There they go marching all in step so gay!
Smooth-cheeked and golden, food for shells and guns.
Blithely they go as to a wedding day,
The mothers' sons.
The drab street stares to see them row on row
On the high tram-tops, singing like the lark.
Too careless-gay for courage, singing they go
Into the dark.
With tin whistles, mouth-organs, any noise,
They pipe the way to glory and the grave;
Foolish and young, the gay and golden boys
Love cannot save.
High heart! High courage! The poor girls they kissed
Run with them : they shall kiss no more, alas!
Out of the mist they stepped-into the mist
Singing they pass.
• Colours – refers to the flags and emblems of different regiments of the army
What is the poem about?
The poem is about young men in Dublin joining the army to fight for Britain in the World War. This is their parade out of the city after having signed up, as they make their way to where they will be trained to fight. The speaker is outside the action, a woman watching the men going, and reflecting on their cheery marching and send-off, but also the likely outcome of their going to war: their deaths. As the speaker is talking in the 3rd person shown by the use of pronouns (they), the poem is less bitter than “Recruiting”.
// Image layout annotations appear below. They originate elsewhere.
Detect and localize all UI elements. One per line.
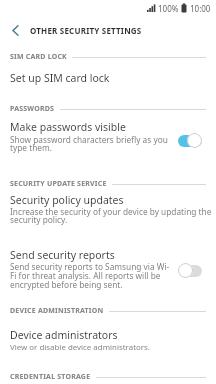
- button[interactable]: Send security reports: [0, 245, 216, 293]
- staticText: Show password characters briefly as you …: [10, 134, 168, 154]
- button[interactable]: Set up SIM card lock: [0, 67, 216, 89]
- staticText: View or disable device administrators.: [10, 342, 150, 353]
- staticText: CREDENTIAL STORAGE: [10, 372, 91, 382]
- staticText: Set up SIM card lock: [10, 71, 110, 85]
- button[interactable]: [178, 263, 202, 278]
- staticText: PASSWORDS: [10, 104, 55, 114]
- button[interactable]: Make passwords visible: [0, 117, 216, 157]
- staticText: SIM CARD LOCK: [10, 52, 67, 62]
- staticText: Increase the security of your device by …: [10, 206, 212, 226]
- staticText: SECURITY UPDATE SERVICE: [10, 179, 107, 189]
- button[interactable]: [178, 133, 202, 148]
- button[interactable]: [4, 19, 26, 41]
- button[interactable]: Security policy updates: [0, 190, 216, 226]
- staticText: Device administrators: [10, 328, 118, 342]
- staticText: Send security reports: [10, 248, 115, 262]
- button[interactable]: Device administrators: [0, 325, 216, 353]
- staticText: 100%: [158, 3, 179, 14]
- staticText: Security policy updates: [10, 193, 124, 207]
- staticText: DEVICE ADMINISTRATION: [10, 306, 104, 316]
- staticText: OTHER SECURITY SETTINGS: [30, 25, 142, 36]
- staticText: Make passwords visible: [10, 120, 126, 134]
- staticText: Send security reports to Samsung via Wi-…: [10, 261, 170, 290]
- staticText: 10:00: [190, 3, 211, 14]
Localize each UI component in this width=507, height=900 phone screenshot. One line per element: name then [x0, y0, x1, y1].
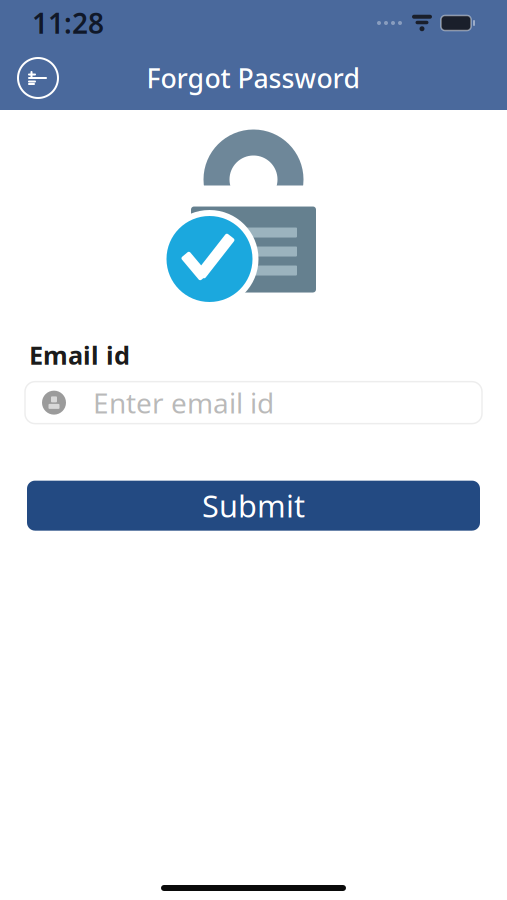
staticText: Enter email id [93, 384, 274, 421]
staticText: Forgot Password [146, 60, 360, 96]
staticText: 11:28 [32, 4, 104, 42]
staticText: Submit [202, 485, 305, 526]
button[interactable]: Back [12, 52, 64, 104]
button[interactable]: Submit [27, 481, 480, 531]
staticText: Email id [29, 338, 130, 372]
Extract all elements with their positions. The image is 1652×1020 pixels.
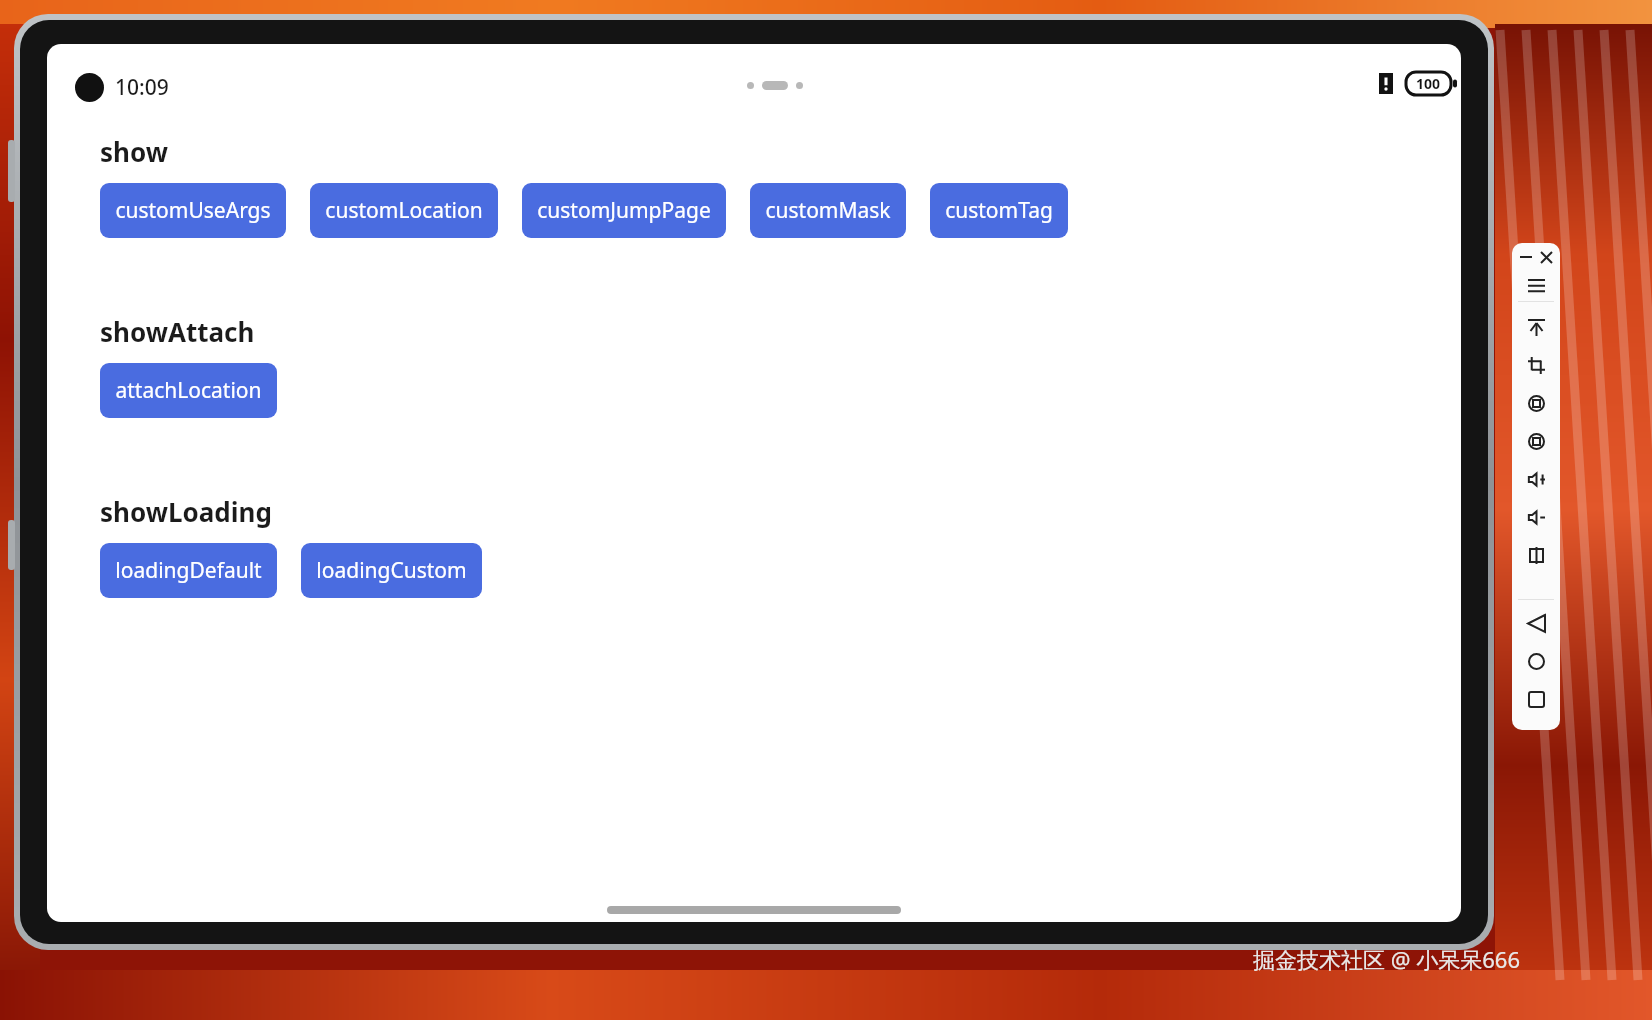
staticText: 100: [1416, 74, 1441, 93]
staticText: 掘金技术社区 @ 小呆呆666: [1253, 944, 1520, 974]
button[interactable]: customLocation: [310, 183, 498, 238]
button[interactable]: customTag: [930, 183, 1068, 238]
staticText: customTag: [945, 196, 1053, 225]
button[interactable]: Rotate right: [1522, 427, 1550, 455]
button[interactable]: customJumpPage: [522, 183, 726, 238]
staticText: showAttach: [100, 314, 255, 349]
button[interactable]: Fold: [1522, 541, 1550, 569]
staticText: 10:09: [115, 73, 169, 102]
button[interactable]: customUseArgs: [100, 183, 286, 238]
button[interactable]: Recents: [1522, 685, 1550, 713]
button[interactable]: Rotate left: [1522, 389, 1550, 417]
button[interactable]: customMask: [750, 183, 906, 238]
button[interactable]: attachLocation: [100, 363, 277, 418]
staticText: show: [100, 134, 168, 169]
staticText: attachLocation: [115, 376, 262, 405]
button[interactable]: Minimize: [1516, 247, 1536, 267]
staticText: showLoading: [100, 494, 272, 529]
button[interactable]: Back: [1522, 609, 1550, 637]
button[interactable]: loadingDefault: [100, 543, 277, 598]
staticText: customMask: [765, 196, 891, 225]
button[interactable]: Upload: [1522, 313, 1550, 341]
button[interactable]: Volume down: [1522, 503, 1550, 531]
staticText: customJumpPage: [537, 196, 711, 225]
button[interactable]: Crop: [1522, 351, 1550, 379]
staticText: loadingDefault: [115, 556, 262, 585]
button[interactable]: Menu: [1522, 273, 1550, 301]
button[interactable]: loadingCustom: [301, 543, 482, 598]
button[interactable]: Home: [1522, 647, 1550, 675]
button[interactable]: Close: [1536, 247, 1556, 267]
button[interactable]: Volume up: [1522, 465, 1550, 493]
staticText: customLocation: [325, 196, 483, 225]
staticText: loadingCustom: [316, 556, 467, 585]
staticText: customUseArgs: [115, 196, 271, 225]
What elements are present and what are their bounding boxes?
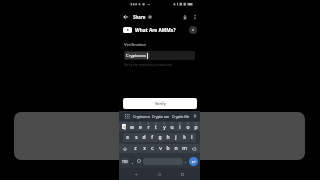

· Regular rhyme and rhythm – reflects the marching and cheerful songs of the men as they leave the city, excited and happy to be going to war.
· However – the last line of each stanza is significantly shorter than the rest of the lines – which breaks this rhythm. It makes you think and draws attention (perhaps) to the abrupt end their lives could come to. It upsets the otherwise quite cheerful sounding mood of the poem. Look at what the poet is specifically emphasising in each line.
How does the poet highlight the youth of the men leaving the city? – “Smooth-cheeked”, “golden”, “The mothers’ sons”. They play “tin whistles, mouth-organs” which are quite childish instruments, and the people they have kissed are “girls” not women. Their happiness could also reflect their naivety and the fact they have no idea what they are going to. They leave cheerfully and full of excitement and noise. The great number of the men is emphasised by the repetition of “row on row”. The suggestion is that the men will be greatly missed; the poet personifies (gives human characteristics to an object) the street: “The drab street stares” – the word “drab” suggests either that the men are taking the life with them, or that they could possibly be escaping to somewhere more exciting.
Juxtaposition is when two seemingly unrelated things are directly contrasted for a particular effect. In this poem, the poet directly contrasts (juxtaposes) the cheerful leaving of the men, and their youth and innocence, with their possible deaths: “Smooth-cheeked and golden, food for shells and guns” – this shows them as they are now, and what they will become in the war – just fresh meat for the war machine. The poet then describes their marching as though they are going “to a wedding day” – which is usually a time of celebration of a new life (and potential new lives with the children a marriage can bring) – so this again is a contrast. The whole poem is built around strange and sometimes ironic contrasts: “singing they go/Into the dark” – cheerful singing, but they are going to somewhere unknown and possible death. “They pipe the way to glory and the grave” – this contrast is particularly emphasised by the alliteration (glory, grave) – the two possible outcomes of them joining the war.
• Enjambment – when a sentence runs over the end of a line. Also known as a run-on line.
“High heart! High courage! The poor girls they kissed,
Run with them: they shall kiss no more, alas!”
Why does the poet use enjambment here? – it reflects the fact that the girls are running after the men, as though they are getting carried away by the emotion and so is the poet.
She also uses a caesura (mid-line pause) immediately after this – why does she want you to pause now? – it really draws attention to the fact that these girls will be left alone and won’t be kissed by these boys anymore.
• Regular rhyme and rhythm
• A civilian watching as young men in Dublin leave the city for the army
• Emphasises the youth and naivety of the men, and then juxtaposes (contrasts) this with images of death and destruction in war.